Stability and consistency can come in many different forms. So, I wanted to spend a minute talking about what we mean by this. Across sectors, we continue to find good opportunities in companies that have strong balance sheets and are not suffering under heavy debt burdens in the face of rising interest rates or at least higher interest rates than what we saw a few years ago.

One example is we’ve added BCE to the fund. BCE of course is a telecommunications company. It’s quite defensive. It also has a very low financial leverage. As the cycle drags on, we expect investors will continue to favour companies that have low leverage. Many of these companies also are larger or have higher trading liquidity that we’ve added to the fund more recently. This makes them for one, more stable because they’re larger—more diversification within their business—but also allows investors to feel confident that they can get in and out of their positions in those companies quite quickly.

Recently, for example, we added Coca-Cola—of course a U.S. mega-cap consumer staple company. This well-known company has very defensive characteristics, including its exceptionally high trading liquidity.

We also continue to favour those that have strong and stable earnings growth, even in the face of moderating economic growth. We’ve increased the fund’s weight in Empire, for example. Empire being a large-cap Canadian grocer. Empire has exceptionally stable earnings, in part, because of the importance of its products—groceries—in our daily lives.

In the same vein, companies that have high and stable margins or consistent free cash flow generation tend to out-perform their peers in this type of environment because of the consistency that those margins and free cash flow generation provide.
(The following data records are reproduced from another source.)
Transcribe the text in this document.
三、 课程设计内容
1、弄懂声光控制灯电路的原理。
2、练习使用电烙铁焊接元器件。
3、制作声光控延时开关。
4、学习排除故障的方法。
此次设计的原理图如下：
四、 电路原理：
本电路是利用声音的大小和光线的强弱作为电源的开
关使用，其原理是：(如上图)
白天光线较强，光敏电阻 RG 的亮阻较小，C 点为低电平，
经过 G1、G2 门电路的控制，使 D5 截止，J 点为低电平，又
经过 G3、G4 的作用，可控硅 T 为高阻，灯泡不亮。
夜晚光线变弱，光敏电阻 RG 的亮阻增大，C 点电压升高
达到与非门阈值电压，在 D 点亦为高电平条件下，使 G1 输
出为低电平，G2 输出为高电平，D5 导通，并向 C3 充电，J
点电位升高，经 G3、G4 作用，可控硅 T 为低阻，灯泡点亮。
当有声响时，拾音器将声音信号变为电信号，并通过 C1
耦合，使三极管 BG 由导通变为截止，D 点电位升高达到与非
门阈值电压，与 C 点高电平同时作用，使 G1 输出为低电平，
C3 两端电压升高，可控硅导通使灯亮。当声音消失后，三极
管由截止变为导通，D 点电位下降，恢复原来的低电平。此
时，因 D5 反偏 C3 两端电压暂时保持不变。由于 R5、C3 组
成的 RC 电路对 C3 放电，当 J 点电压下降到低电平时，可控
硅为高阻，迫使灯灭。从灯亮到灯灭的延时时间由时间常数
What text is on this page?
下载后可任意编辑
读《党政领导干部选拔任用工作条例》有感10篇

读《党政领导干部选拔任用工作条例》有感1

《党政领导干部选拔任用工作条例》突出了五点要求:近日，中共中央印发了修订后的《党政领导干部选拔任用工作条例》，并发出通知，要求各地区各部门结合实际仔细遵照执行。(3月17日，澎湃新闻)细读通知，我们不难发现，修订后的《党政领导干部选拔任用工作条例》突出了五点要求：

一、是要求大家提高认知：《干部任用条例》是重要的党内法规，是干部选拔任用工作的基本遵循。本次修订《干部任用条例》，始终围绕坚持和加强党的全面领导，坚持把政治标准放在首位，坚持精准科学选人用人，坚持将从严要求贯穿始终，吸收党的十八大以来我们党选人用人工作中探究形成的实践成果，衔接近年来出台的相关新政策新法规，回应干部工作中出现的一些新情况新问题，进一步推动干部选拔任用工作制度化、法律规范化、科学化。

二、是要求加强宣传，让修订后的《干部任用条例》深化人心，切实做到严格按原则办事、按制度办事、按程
Element Fleet is a good example of this. Element Fleet is a global fleet leasing business. It has high levels of recurring revenue, and is less exposed to the economic cycle than many of its peers in the financial sector in Canada. This leads to more stable margins.

What’s important to note here is that all these characteristics are ones we’re looking for. In our process of managing the fund, it all comes back to our target prices. Companies that have these characteristics are more likely to stand out based on those target prices and, as a result, will have attractive risk-return or risk-reward opportunities. We’ve migrated the fund to higher quality companies, and this has made up the bulk of the activities in the last year. These are spread out across sectors. We continue to look for those good characteristics or good companies within each sector.

More recently as an example, as the market sold off in the fourth quarter of last year and also in May of 2019, it was encouraging to see a lot of these more high-quality, stable positions perform really well. Microsoft was a top contributor over this timeframe. Of course, Microsoft has very high levels of recurring revenue. Intact Financial is a property and casualty insurance company that is quite a bit more consistent in its business model than many of its life insurance company peers. It performed very well. Also, Element Fleet, which I mentioned earlier, a relatively stable, diversified financial company has been one of the best performers in the fund over the last year.

This high-quality, more stable positioning theme we think will continue as we expect volatility will remain elevated throughout the rest of the cycle. This positioning has enabled us to achieve our objectives of capital preservation and a sustainable dividend yield throughout the more recent market volatility. With this backdrop of heightened volatility and at a minimum increased uncertainty, we believe this high-quality bias is the most prudent way to position the fund on a go-forward basis.